Afghanistan: Erdrutsch forderte mindestens 23 Todesopfer

Mindestens 23 Tote nach Erdrutschkatastrophe in Afghanistan – Über 100 Menschen werden vermisst

In Afghanistan ereignete sich eine weitere Naturkatastrophe im Zusammenhang mit starken Monsunregen, der durch Unwetter zusätzlich verstärkt wurde und in der abgelegenen Bergprovinz Nuristan im Osten Afghanistans zu Sturzfluten und Erdrutschen führte. In der Provinzhauptstadt Parun wurden Teile der Stadt unter Schlamm, Geröll und Wasser begraben. Nach Angaben der afghanischen Katastrophenschutzbehörde (ANDMA) kamen mindestens 23 Menschen ums Leben. Weitere 80 Personen wurden verletzt und mehr als 100 Menschen gelten als vermisst. Unter den Vermissten sollen sich auch lokale Behördenvertreter befinden.  Es ist zu befürchten, dass die Opferzahl in den kommenden Tagen weiter steigen wird.

Augenzeugen berichten von einer gewaltigen Schlammlawine, die sich mit hoher Geschwindigkeit durch das Tal wälzte.

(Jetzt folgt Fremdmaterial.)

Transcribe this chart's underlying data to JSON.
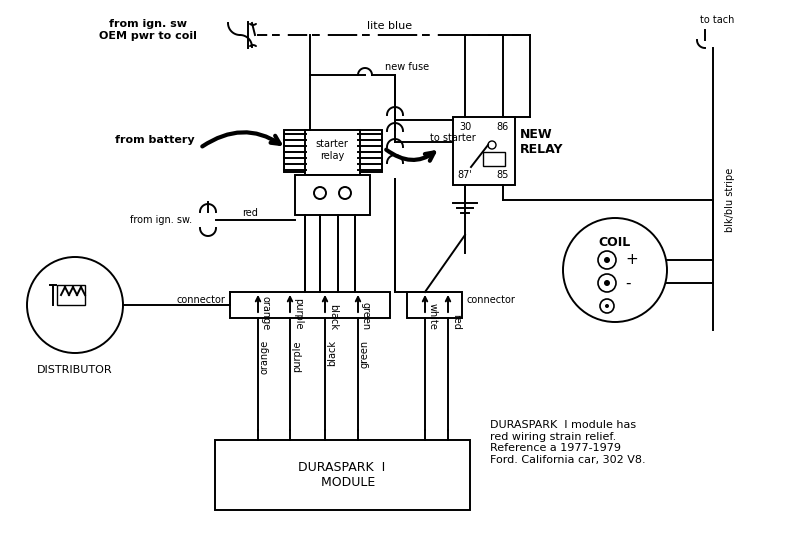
{
  "bg_color": "#ffffff",
  "line_color": "#000000",
  "figsize": [
    7.89,
    5.5
  ],
  "dpi": 100,
  "labels": {
    "from_ign_sw_coil": "from ign. sw\nOEM pwr to coil",
    "lite_blue": "lite blue",
    "new_fuse": "new fuse",
    "from_battery": "from battery",
    "starter_relay": "starter\nrelay",
    "to_starter": "to starter",
    "new_relay": "NEW\nRELAY",
    "from_ign_sw": "from ign. sw.",
    "red": "red",
    "coil": "COIL",
    "to_tach": "to tach",
    "blk_blu_stripe": "blk/blu stripe",
    "distributor": "DISTRIBUTOR",
    "connector_left": "connector",
    "connector_right": "connector",
    "orange": "orange",
    "purple": "purple",
    "black": "black",
    "green": "green",
    "white": "white",
    "red2": "red",
    "module": "DURASPARK  I\n   MODULE",
    "note": "DURASPARK  I module has\nred wiring strain relief.\nReference a 1977-1979\nFord. California car, 302 V8.",
    "relay_30": "30",
    "relay_86": "86",
    "relay_87": "87'",
    "relay_85": "85",
    "coil_plus": "+",
    "coil_minus": "-"
  }
}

Die Wassermassen rissen Häuser, Fahrzeuge und Bäume mit sich und hinterließen eine Schneise der Verwüstung. Zahlreiche Gebäude wurden vollständig zerstört oder bis zu den Dächern von Schlamm und Felsbrocken verschüttet. Aufnahmen aus Parun zeigen eine braune Geröllmasse, die ganze Straßenzüge überdeckt hat.

Die Rettungsarbeiten gestalten sich erneut schwierig. Einsatzkräfte suchen gemeinsam mit Bewohnern nach Verschütteten. Die wenigen verfügbaren Bulldozer versuchen, Straßen freizuräumen und den Zugang zu den betroffenen Gebieten zu öffnen. Das unwegsame Gebirge Nuristans erschwert den Einsatz schwerer Technik zusätzlich.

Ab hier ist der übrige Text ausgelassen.